There are videogames that will allow—nay, encourage you to commit that particular crime. Recently, my mother heard that the videogame RapeLay existed; she demanded that I justify “how people let this happen,” and I found myself responding that no one can keep an independent game developer from creating whatever the heck they want, no matter how vile or nonsensical it is. But what purpose is there in creating a game that includes rape without any attempt to comment on the presentation of rape in other forms of media? Players will feel discomfited by this sequence in Hotline Miami 2—but to what end?
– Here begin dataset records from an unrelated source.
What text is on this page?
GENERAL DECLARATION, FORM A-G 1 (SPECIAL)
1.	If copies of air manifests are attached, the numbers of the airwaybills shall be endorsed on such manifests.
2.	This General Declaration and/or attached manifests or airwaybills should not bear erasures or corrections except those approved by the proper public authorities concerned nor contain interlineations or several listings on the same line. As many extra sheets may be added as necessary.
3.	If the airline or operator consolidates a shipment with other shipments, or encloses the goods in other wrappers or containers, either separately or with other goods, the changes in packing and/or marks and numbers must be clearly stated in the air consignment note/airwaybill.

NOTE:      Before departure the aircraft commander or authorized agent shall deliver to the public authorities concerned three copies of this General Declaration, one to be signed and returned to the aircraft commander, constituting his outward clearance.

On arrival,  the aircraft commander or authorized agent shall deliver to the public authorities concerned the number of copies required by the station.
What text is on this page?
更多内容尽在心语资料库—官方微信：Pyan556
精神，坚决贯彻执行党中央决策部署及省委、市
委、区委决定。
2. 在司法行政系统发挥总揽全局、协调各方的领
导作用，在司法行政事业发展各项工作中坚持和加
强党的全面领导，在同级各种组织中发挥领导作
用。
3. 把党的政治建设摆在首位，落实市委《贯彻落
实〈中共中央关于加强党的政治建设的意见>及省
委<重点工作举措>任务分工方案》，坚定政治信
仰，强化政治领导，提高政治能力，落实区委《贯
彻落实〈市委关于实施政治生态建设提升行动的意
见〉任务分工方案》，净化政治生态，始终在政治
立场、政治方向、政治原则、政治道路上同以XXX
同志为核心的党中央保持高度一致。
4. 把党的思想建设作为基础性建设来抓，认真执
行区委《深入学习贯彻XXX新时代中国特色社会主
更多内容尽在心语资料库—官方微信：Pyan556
Although I am disappointed that Hotline Miami 2 seems more interested in upsetting me with misplaced discomfort rather than in charming me with its satire (“intended” or not), Dennaton Games does get to make whatever kind of art they want, including bad art. I am mostly disappointed that these games aren’t as smart as I thought they were, or at least, that the games as a set of two do not appear to be as cohesive nor as tightly planned as I had imagined they would be.
I can’t speak for my fellow critics, but the dialogue around Hotline has me reevaluating the entire concept of “commentary” or “satire” in media, especially games. Take, for example, Jason Rohrer’s The Castle Doctrine, an upcoming indie multiplayer game in which players take on the role of a white patriarch with a wife and kids. These fathers and their families live in a dog-eat-dog neighborhood that requires them to decide between bulking up their home defenses, looting other homes, or both (bonus: actual dogs are involved, presumably for literal dog-eat-dog action…or as a Hotline Miami callback). Presumably, an enterprising player might win a Man of the Year award if they kill everybody else on their server.